Justice of the Supreme Court of West Virginia
- In office Jun. 1, 1882 – Nov. 8, 1890
- Preceded by: James F. Patton
- Succeeded by: Homer A. Holt

Personal details
- Born: March 26, 1834 Highland County, Virginia
- Died: July 24, 1896 (aged 62) Lewisburg, West Virginia
- Party: Democratic
- Spouse: Henrietta Cary Mathews
- Alma mater: Washington College (Washington and Lee University)

= Adam Clarke Snyder =

American judge (1834–1896)

Adam Clarke Snyder (March 26, 1834 – July 24, 1896) was a justice of the West Virginia Supreme Court.

== Biography ==

Snyder was educated at Washington College (now Washington and Lee University) in Lexington, Virginia. He received a degree in law at the Lexington Law School. He married Henrietta Cary.

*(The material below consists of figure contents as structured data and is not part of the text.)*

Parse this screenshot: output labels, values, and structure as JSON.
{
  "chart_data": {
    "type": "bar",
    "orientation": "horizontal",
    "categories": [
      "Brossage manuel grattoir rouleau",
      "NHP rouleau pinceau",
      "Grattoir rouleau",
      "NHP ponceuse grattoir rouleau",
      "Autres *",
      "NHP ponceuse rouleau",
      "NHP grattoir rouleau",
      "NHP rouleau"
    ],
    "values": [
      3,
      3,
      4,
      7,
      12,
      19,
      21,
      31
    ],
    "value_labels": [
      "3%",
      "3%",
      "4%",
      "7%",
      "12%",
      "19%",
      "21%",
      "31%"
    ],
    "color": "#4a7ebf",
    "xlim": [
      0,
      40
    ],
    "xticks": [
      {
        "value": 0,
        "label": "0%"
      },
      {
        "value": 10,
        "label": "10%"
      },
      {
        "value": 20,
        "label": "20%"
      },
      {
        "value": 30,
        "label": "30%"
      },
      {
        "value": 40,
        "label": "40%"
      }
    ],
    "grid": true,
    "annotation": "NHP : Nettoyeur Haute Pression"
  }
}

When the Civil War broke, he served with the 27th Virginia Volunteer Infantry (known as the 'Greenbrier Rifles') in the Confederate States Army, returning to his profession at law when the war was ended.

Snyder was a co-founder of the Bank of Lewisburg with Alexander F. Mathews and Homer A. Holt. The bank opened in 1781 and was the first official bank in the county.
In 1882 he was appointed to the Supreme Court of West Virginia to complete the term of Justice James F. Patton, who died in office. In 1884, Snyder was elected for the next full term, serving until 1890. He died in Lewisburg in 1896.